When you go through a rough time, like a personal loss, or a personal or professional tsunami, you don't want people to add a single straw on your burden. In this case, I don't tell or ask people anything, I just let them know I still exist. I had once news from former colleagues, and we had this chit-chat-workplace-gossip when you share funny (or not...) memories, remind each other some weird situation, or just share another rant about X/Y/Z. Ya'know, the good ol'times...
At one time, one person mentioned something similar to what you tell us. We spent a few minutes about this topic and moved on to another one...
What I did, back home, was to send a mail to the person. I roughly told her what happened: the meeting, the good old times 1, the lunch/drink, the laughs 2. And I told her that it reminded me of the time we worked together, and 'this funny thing that made her smile' 3.

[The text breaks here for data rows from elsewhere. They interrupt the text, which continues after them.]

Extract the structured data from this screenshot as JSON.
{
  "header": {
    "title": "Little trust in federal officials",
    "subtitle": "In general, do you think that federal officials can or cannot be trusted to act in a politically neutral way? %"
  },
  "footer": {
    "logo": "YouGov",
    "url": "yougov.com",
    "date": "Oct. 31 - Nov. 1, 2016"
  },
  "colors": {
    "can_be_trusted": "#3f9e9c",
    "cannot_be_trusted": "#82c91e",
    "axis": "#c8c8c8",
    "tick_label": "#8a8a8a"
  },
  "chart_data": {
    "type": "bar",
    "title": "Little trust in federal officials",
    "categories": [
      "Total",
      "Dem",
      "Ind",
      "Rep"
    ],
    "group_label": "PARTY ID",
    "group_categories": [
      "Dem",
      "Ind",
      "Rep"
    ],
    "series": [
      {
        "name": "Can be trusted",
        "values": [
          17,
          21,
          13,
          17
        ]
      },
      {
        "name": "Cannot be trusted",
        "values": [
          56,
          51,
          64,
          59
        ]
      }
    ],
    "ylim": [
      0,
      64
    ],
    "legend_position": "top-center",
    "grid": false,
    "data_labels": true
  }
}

Then a few banalities, some unimportant news about me (like work, because we shared it too). And now, the important part, "hidden" at the end: "I'll be glad to hear from you if you [ feel like mailing back / have time to mail back ]. Or even a drink, if you drop by "place you both know and used to go to after work" one of these days". Not more. Knock on the door, and wait for an answer. In any case, don't mention the topic of what she's going through. Neutral and happy if possible.
You can offer support only if it's accepted and not forced, so, it has to come from the person. They may (or may not) want to talk about their emotional status, so they'll open up if they feel like it. To you or to someone else. Be there and just listen, you'll know more than by talking and asking.
Doing this, you let the person know you're "still alive", and realize they're not alone, that some people still like them, or care for them. Sometimes, just talking a little is enough and warms you up. In my case, we didn't have a chance to meet, but it was her choice. But she answered, and we talked by mail, telling stories, recalling the workplace, and talking about the present, and she even called me once. Small chit-chat, but I could hear a normal tone, not depressed.
Then back to routine. But I could feel that she had enjoyed our small talks (one or two emails a week for a few weeks). When emails stopped, I didn't bother her. We had moved on.
It's up to the person you'll talk to, and the relationship you had, so the result will or can probably differ. My advice is to keep in mind that it has to be her choice to answer or not. And that you should only be positive about the past, maybe ask about the present (pleasantries, not more), but be very lighthearted. Bring back smiles, not sadness or painfull memories.
1 & 2 & 3 - note: positive things only.